Introduction
This is a simple command line program that simulates an epidemic in 4 different models:
- permanent infection, infinite population: exponential growth
- permanent infection, finite population: logistic growth
- temporary infection with duration T, finite population: epidemic curve
- temporary infection with guassian duration of avg T and stdev L, finite population: epidemic curve
An epidemic is the propagation of something (a disease, a phrase, a brand, an idea, ...) over a population by means of interactions between elements. A technical summary document can be found here. There is a bokeh based web frontend on the /web folder an instance of which is available with examples for:
- a free epidemic
- a free epidemic with seasonal effects
- a managed 3 stage epidemic
- a 3 stage simulation of a sudden contact shock
- a simulation of R0 uncertainty on a highly immunized population exposed to a very contagious virus
Requirements
Scipy, Numpy and Matplotlib
Usage
python3 viraly.py "h,p,T,L,I,h2,p2,tint,tmax,M,N0,DR"
python3 viraly.py "h,p,T,L,I,h2,p2,tint,tmax,M,N0,DR,progressive,ttime"
Parameters and their meaning
h # average number of contacts per unit of time
p # probability of transmission during a contact
T # average duration of infections
L # standard deviation of the normal distribution of the infection duration
I # incubation time
h2 # average number of contacts per unit of time under contention
p2 # probability of transmission during a contact under contention
tint # simulation time with initial parameters (i.e., before contention)
tmax # total simulation time
M # population size
N0 # initial number of infections
DR # death rate
progressive # [optional] whether or not the change of parameters at time tint should be progressive
ttime # [optional] the parameters transition time (if progressive == True)
The parameters must be given via command line in the order listed above as quoted comma-separated list.
Notes:
- h and p are the parameters that drive propagation
- they are presented as independent for physical intuition purposes but only the product hp matters in practice
- the simulation includes two phases: [ 0, tint [ with parameters (h,p) and [ tint, tmax [ with parameters (h2,p2)
- if tint == tmax the simulation reduces to a single phase with parameters (h,p)
- if progressive == True the transition between phases is done using a linear variation (h,p) -> (h2,p2)
- the Basic Reproduction Number (R0) is given by hpT
- for model 3 the infections remain constant if hp = 1/T and decrease to zero if hp < 1/T
- for model 4 hp needs to be slightly lower for the situations above to occur
Examples
python3 viraly.py "4,0.1145,15,3,1,2,0.02,120,120,10276617,4,0.03"
python3 viraly.py "4,0.1145,15,3,1,2,0.02,24 ,120,10276617,4,0.03"
python3 viraly.py "4,0.1145,15,3,1,2,0.02,24 ,120,10276617,4,0.03,True,7"
The first example simulates a free epidemic for 120 days, whereas the second example simulates an epidemic for 120 days with sudden change of h and p (contention) at time t=24. The third example is equal to the second but with a linear change of parameters over the course of 7 days.
Outputs
- plot with active cases, new cases, recoveries an deaths
- plot with acumulated cases and acumulated deaths
- plot with the usual SIR variables: Susceptible, Infected and Removed (Recovered or Dead)
- plot with comparison of models: exponential, logistic and epidemic (with fixed recovery time) and epidemic2 (with gaussian recovery time)

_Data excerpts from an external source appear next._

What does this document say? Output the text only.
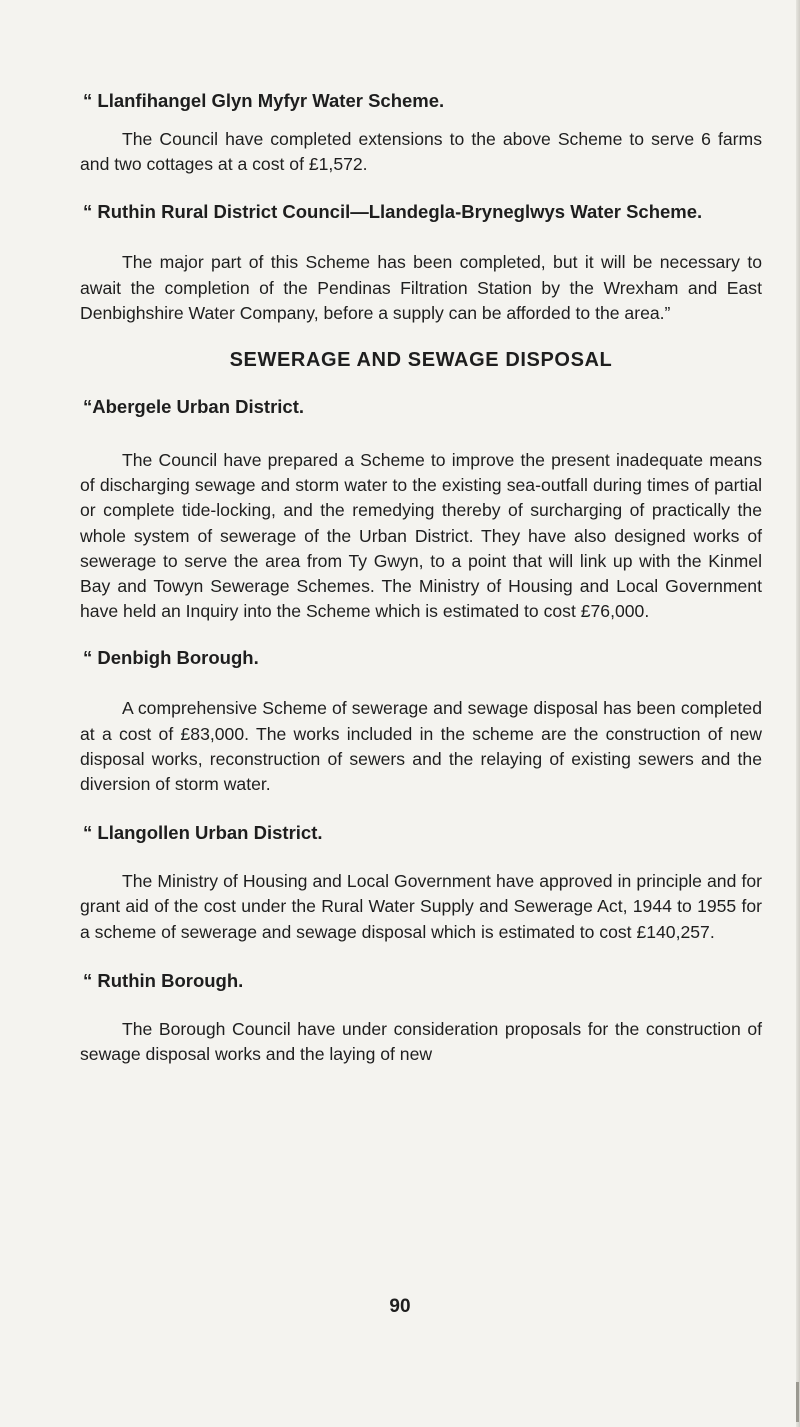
“ Llanfihangel Glyn Myfyr Water Scheme.

The Council have completed extensions to the above Scheme to serve 6 farms and two cottages at a cost of £1,572.

“ Ruthin Rural District Council—Llandegla-Bryneglwys Water Scheme.

The major part of this Scheme has been completed, but it will be necessary to await the completion of the Pendinas Filtration Station by the Wrexham and East Denbighshire Water Company, before a supply can be afforded to the area.”

SEWERAGE AND SEWAGE DISPOSAL

“Abergele Urban District.

The Council have prepared a Scheme to improve the present inadequate means of discharging sewage and storm water to the existing sea-outfall during times of partial or complete tide-locking, and the remedying thereby of surcharging of practically the whole system of sewerage of the Urban District. They have also designed works of sewerage to serve the area from Ty Gwyn, to a point that will link up with the Kinmel Bay and Towyn Sewerage Schemes. The Ministry of Housing and Local Government have held an Inquiry into the Scheme which is estimated to cost £76,000.

“ Denbigh Borough.

A comprehensive Scheme of sewerage and sewage disposal has been completed at a cost of £83,000. The works included in the scheme are the construction of new disposal works, reconstruction of sewers and the relaying of existing sewers and the diversion of storm water.

“ Llangollen Urban District.

The Ministry of Housing and Local Government have approved in principle and for grant aid of the cost under the Rural Water Supply and Sewerage Act, 1944 to 1955 for a scheme of sewerage and sewage disposal which is estimated to cost £140,257.

“ Ruthin Borough.

The Borough Council have under consideration proposals for the construction of sewage disposal works and the laying of new

90
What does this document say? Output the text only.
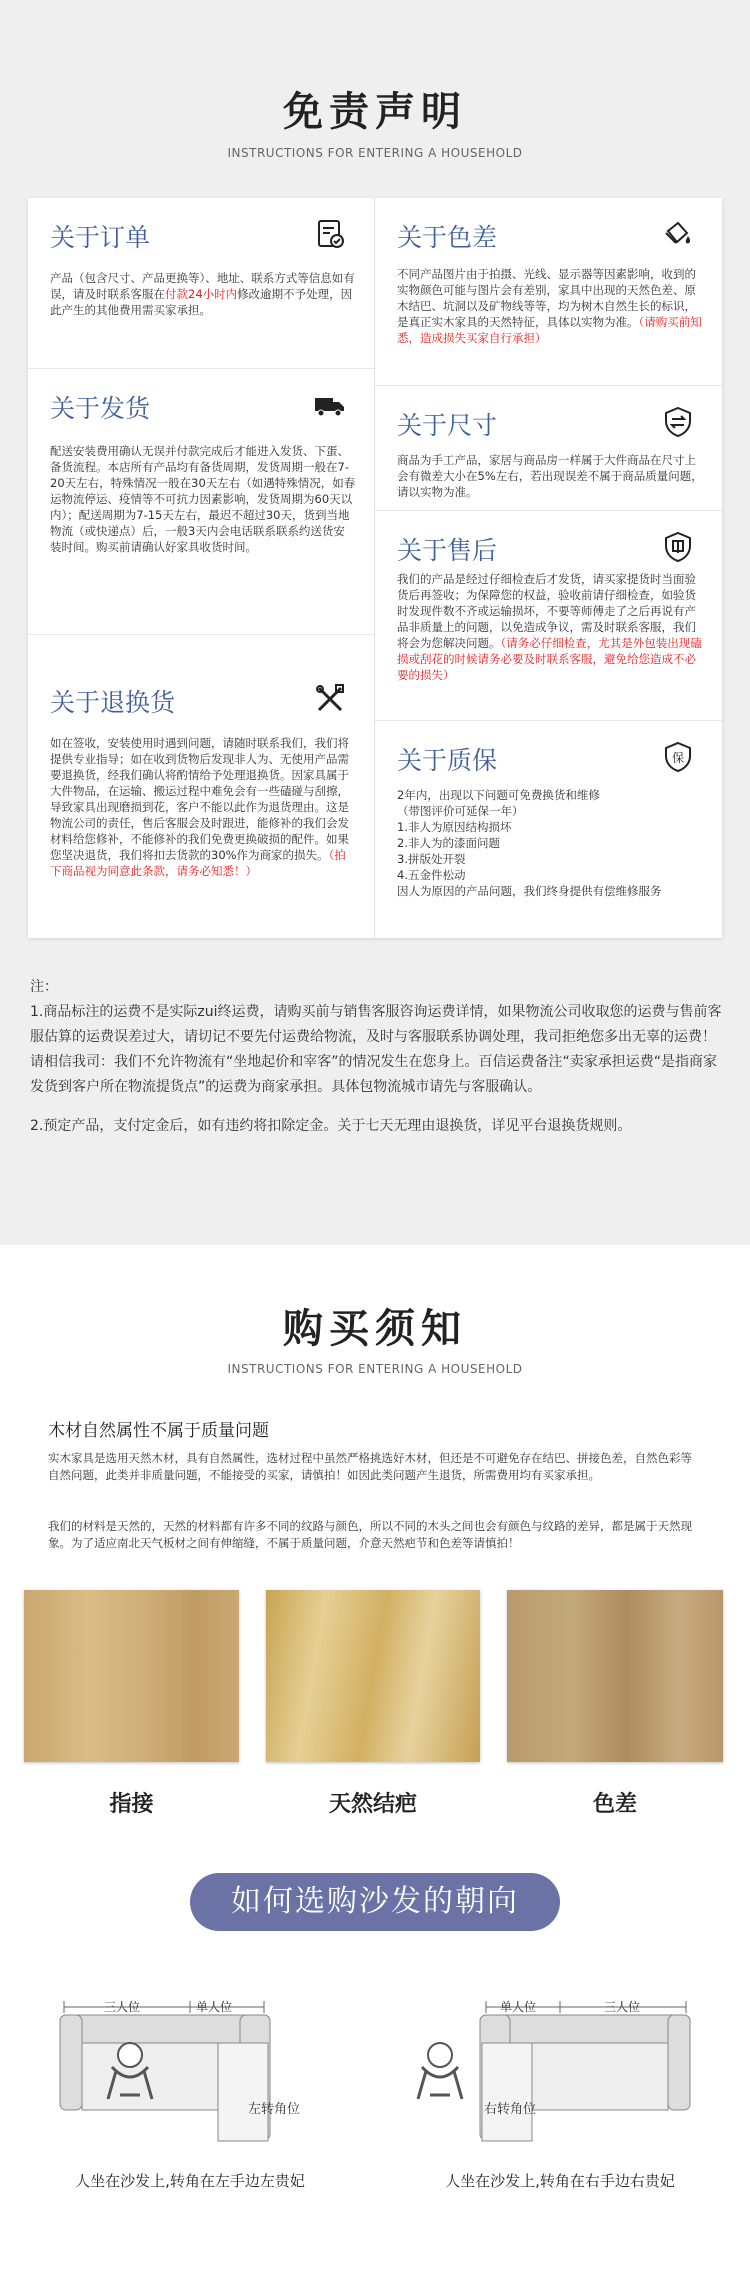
免责声明
INSTRUCTIONS FOR ENTERING A HOUSEHOLD
关于订单
产品（包含尺寸、产品更换等）、地址、联系方式等信息如有误，请及时联系客服在付款24小时内修改逾期不予处理，因此产生的其他费用需买家承担。
关于色差
不同产品图片由于拍摄、光线、显示器等因素影响，收到的实物颜色可能与图片会有差别，家具中出现的天然色差、原木结巴、坑洞以及矿物线等等，均为树木自然生长的标识，是真正实木家具的天然特征，具体以实物为准。（请购买前知悉，造成损失买家自行承担）
关于发货
配送安装费用确认无误并付款完成后才能进入发货、下蛋、备货流程。本店所有产品均有备货周期，发货周期一般在7-20天左右，特殊情况一般在30天左右（如遇特殊情况，如春运物流停运、疫情等不可抗力因素影响，发货周期为60天以内）；配送周期为7-15天左右，最迟不超过30天，货到当地物流（或快递点）后，一般3天内会电话联系联系约送货安装时间。购买前请确认好家具收货时间。
关于尺寸
商品为手工产品，家居与商品房一样属于大件商品在尺寸上会有微差大小在5%左右，若出现误差不属于商品质量问题，请以实物为准。
关于售后
我们的产品是经过仔细检查后才发货，请买家提货时当面验货后再签收；为保障您的权益，验收前请仔细检查，如验货时发现件数不齐或运输损坏，不要等师傅走了之后再说有产品非质量上的问题，以免造成争议，需及时联系客服，我们将会为您解决问题。（请务必仔细检查，尤其是外包装出现磕损或刮花的时候请务必要及时联系客服，避免给您造成不必要的损失）
关于退换货
如在签收，安装使用时遇到问题，请随时联系我们，我们将提供专业指导；如在收到货物后发现非人为、无使用产品需要退换货，经我们确认将酌情给予处理退换货。因家具属于大件物品，在运输、搬运过程中难免会有一些磕碰与刮擦，导致家具出现磨损到花，客户不能以此作为退货理由。这是物流公司的责任，售后客服会及时跟进，能修补的我们会发材料给您修补，不能修补的我们免费更换破损的配件。如果您坚决退货，我们将扣去货款的30%作为商家的损失。（拍下商品视为同意此条款，请务必知悉！）
关于质保	保
2年内，出现以下问题可免费换货和维修
（带图评价可延保一年）
1.非人为原因结构损坏
2.非人为的漆面问题
3.拼版处开裂
4.五金件松动
因人为原因的产品问题，我们终身提供有偿维修服务

注：

1.商品标注的运费不是实际zui终运费，请购买前与销售客服咨询运费详情，如果物流公司收取您的运费与售前客服估算的运费误差过大，请切记不要先付运费给物流，及时与客服联系协调处理，我司拒绝您多出无辜的运费！请相信我司：我们不允许物流有“坐地起价和宰客”的情况发生在您身上。百信运费备注“卖家承担运费“是指商家发货到客户所在物流提货点”的运费为商家承担。具体包物流城市请先与客服确认。

2.预定产品，支付定金后，如有违约将扣除定金。关于七天无理由退换货，详见平台退换货规则。

购买须知
INSTRUCTIONS FOR ENTERING A HOUSEHOLD
木材自然属性不属于质量问题
实木家具是选用天然木材，具有自然属性，选材过程中虽然严格挑选好木材，但还是不可避免存在结巴、拼接色差，自然色彩等自然问题，此类并非质量问题，不能接受的买家，请慎拍！如因此类问题产生退货，所需费用均有买家承担。
我们的材料是天然的，天然的材料都有许多不同的纹路与颜色，所以不同的木头之间也会有颜色与纹路的差异，都是属于天然现象。为了适应南北天气板材之间有伸缩缝，不属于质量问题，介意天然疤节和色差等请慎拍！
指接	天然结疤	色差
如何选购沙发的朝向
三人位	单人位
左转角位
人坐在沙发上,转角在左手边左贵妃
单人位	三人位
右转角位
人坐在沙发上,转角在右手边右贵妃
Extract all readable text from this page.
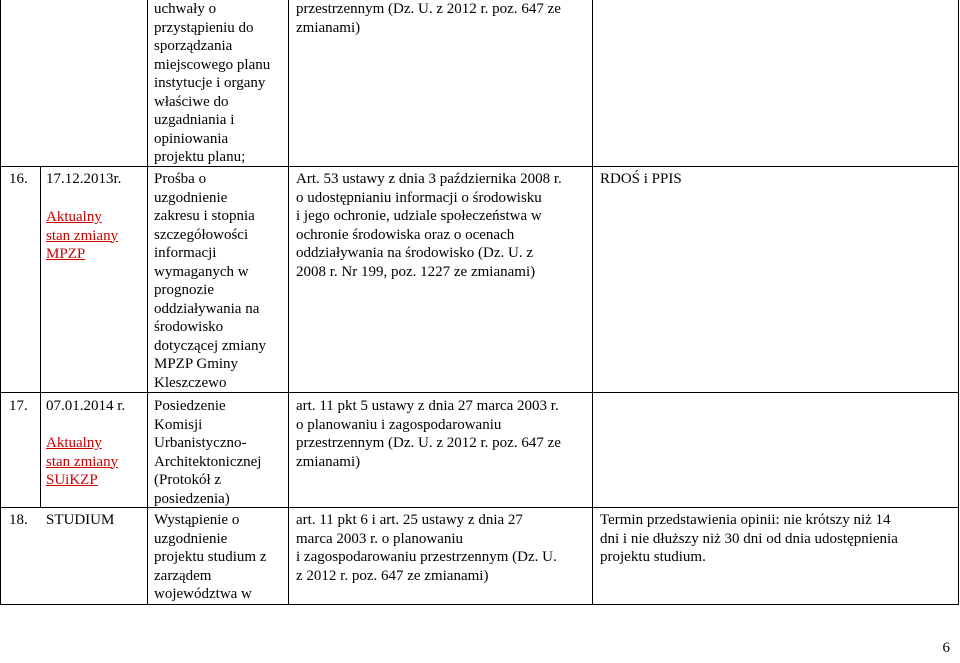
uchwały o
przystąpieniu do
sporządzania
miejscowego planu
instytucje i organy
właściwe do
uzgadniania i
opiniowania
projektu planu;
przestrzennym (Dz. U. z 2012 r. poz. 647 ze
zmianami)
16. 17.12.2013r.
Aktualny
stan zmiany
MPZP
Prośba o
uzgodnienie
zakresu i stopnia
szczegółowości
informacji
wymaganych w
prognozie
oddziaływania na
środowisko
dotyczącej zmiany
MPZP Gminy
Kleszczewo
Art. 53 ustawy z dnia 3 października 2008 r.
o udostępnianiu informacji o środowisku
i jego ochronie, udziale społeczeństwa w
ochronie środowiska oraz o ocenach
oddziaływania na środowisko (Dz. U. z
2008 r. Nr 199, poz. 1227 ze zmianami)
RDOŚ i PPIS
17. 07.01.2014 r.
Aktualny
stan zmiany
SUiKZP
Posiedzenie
Komisji
Urbanistyczno-
Architektonicznej
(Protokół z
posiedzenia)
art. 11 pkt 5 ustawy z dnia 27 marca 2003 r.
o planowaniu i zagospodarowaniu
przestrzennym (Dz. U. z 2012 r. poz. 647 ze
zmianami)
18. STUDIUM	Wystąpienie o
uzgodnienie
projektu studium z
zarządem
województwa w
art. 11 pkt 6 i art. 25 ustawy z dnia 27
marca 2003 r. o planowaniu
i zagospodarowaniu przestrzennym (Dz. U.
z 2012 r. poz. 647 ze zmianami)
Termin przedstawienia opinii: nie krótszy niż 14
dni i nie dłuższy niż 30 dni od dnia udostępnienia
projektu studium.
6
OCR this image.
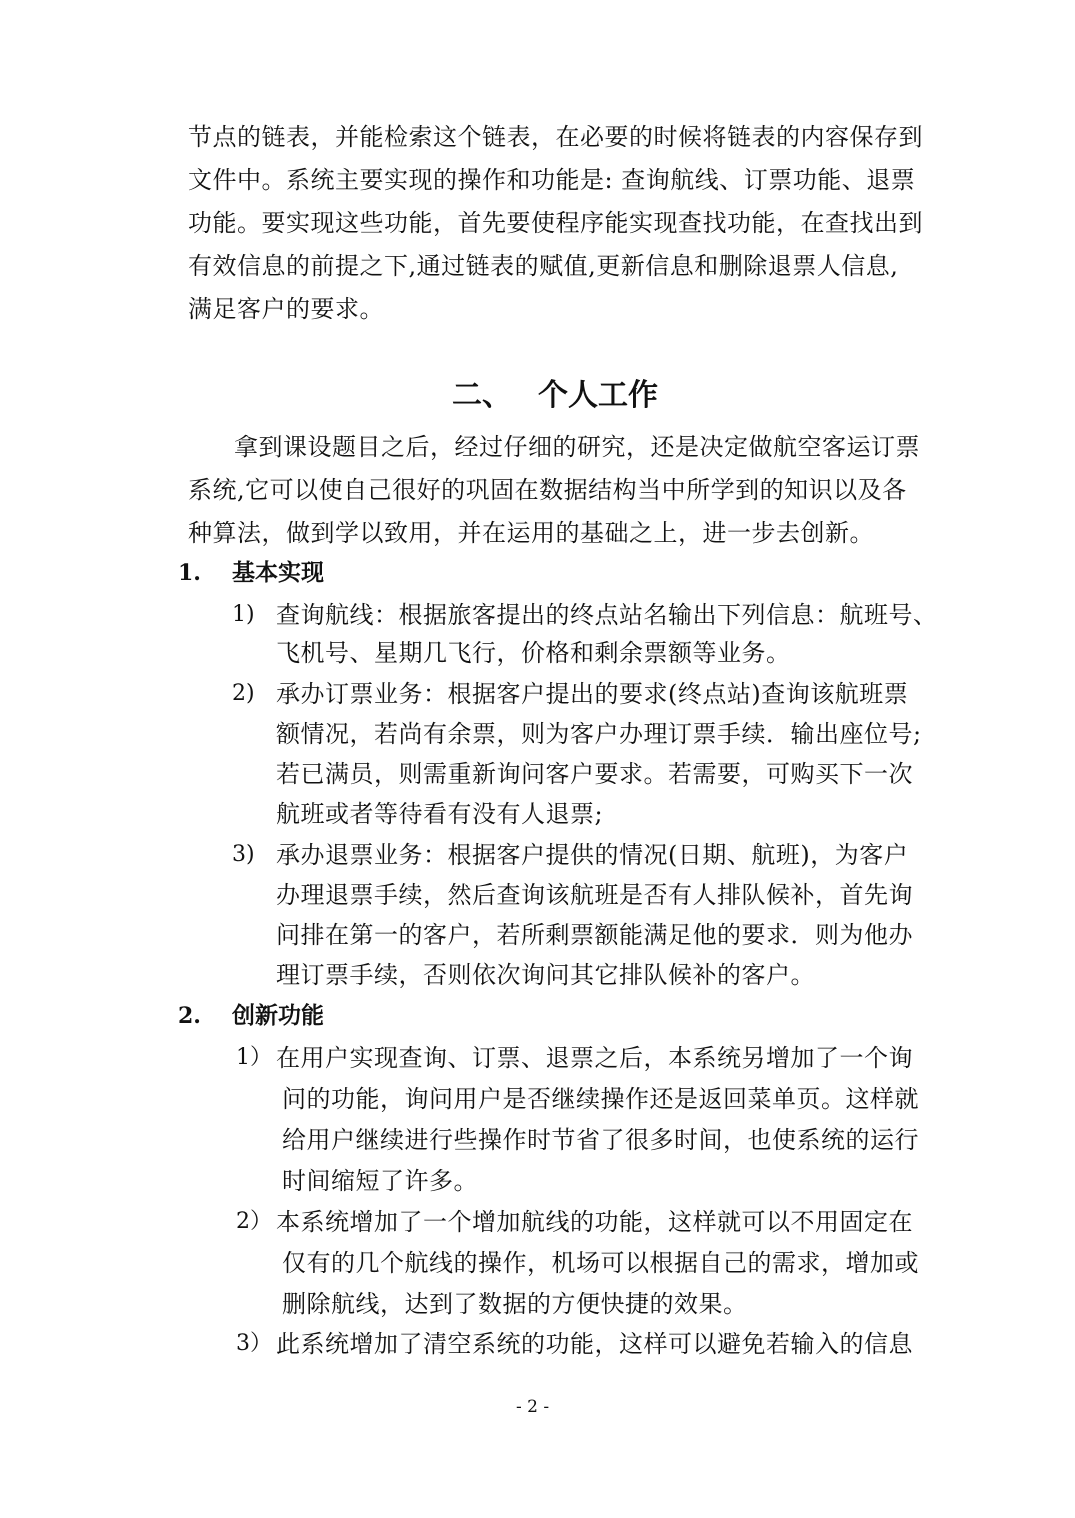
节点的链表，并能检索这个链表，在必要的时候将链表的内容保存到
文件中。系统主要实现的操作和功能是: 查询航线、订票功能、退票
功能。要实现这些功能，首先要使程序能实现查找功能，在查找出到
有效信息的前提之下,通过链表的赋值,更新信息和删除退票人信息,
满足客户的要求。
二、 个人工作
拿到课设题目之后，经过仔细的研究，还是决定做航空客运订票
系统,它可以使自己很好的巩固在数据结构当中所学到的知识以及各
种算法，做到学以致用，并在运用的基础之上，进一步去创新。
1. 基本实现
1) 查询航线：根据旅客提出的终点站名输出下列信息：航班号、
飞机号、星期几飞行，价格和剩余票额等业务。
2) 承办订票业务：根据客户提出的要求(终点站)查询该航班票
额情况，若尚有余票，则为客户办理订票手续．输出座位号;
若已满员，则需重新询问客户要求。若需要，可购买下一次
航班或者等待看有没有人退票;
3) 承办退票业务：根据客户提供的情况(日期、航班)，为客户
办理退票手续，然后查询该航班是否有人排队候补，首先询
问排在第一的客户，若所剩票额能满足他的要求．则为他办
理订票手续，否则依次询问其它排队候补的客户。
2. 创新功能
1） 在用户实现查询、订票、退票之后，本系统另增加了一个询
问的功能，询问用户是否继续操作还是返回菜单页。这样就
给用户继续进行些操作时节省了很多时间，也使系统的运行
时间缩短了许多。
2） 本系统增加了一个增加航线的功能，这样就可以不用固定在
仅有的几个航线的操作，机场可以根据自己的需求，增加或
删除航线，达到了数据的方便快捷的效果。
3） 此系统增加了清空系统的功能，这样可以避免若输入的信息
- 2 -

- plot with evolution of the effective reproduction number R(t) over time
- console output for the preferred model with Active Cases, New Cases, Removals, Susceptibles and R(t), plus misc stats (peak, totals, ...)
Configuration
The boolean global variable PREFER_MOD4 controls whether or not model4 is the preferred model for console output and plots. If PREFER_MOD4 is False the preferred model is model3.
Example outputs
Example 1: output for model 4 with a sudden parameter change (contention) at t=24 such that h2p2T < 1:
Example 2: output for model 4 with a sudden parameter change (contention) at t=24 such that h2p2T > 1:
Example 3: same as above but as a free epidemic (no parameter change):
Example 4: SIR plot for the case above:
Example 5: comparison of models for the case above:
Example 6: output for model 3 with critical choice of parameters hp = 1/T so that the epidemic is in the limit of propagation:
Example 7: same as above for model 4 where due to the gaussian recovery hp needs to be slightly lower:
Example 8: output of early erratication case due to sub critical hp for model 4:
Bonus section
There are extra parameters not documented here which can be checked on the source code. With those parameters a 3 stage simulation can be performed and this command line program can be integrated with an external application as demonstrated on the web frontends mentioned in the introduction.
Disclaimer
This is an experiment related to the math of virality and should not be used for decisions related to real world public health situations.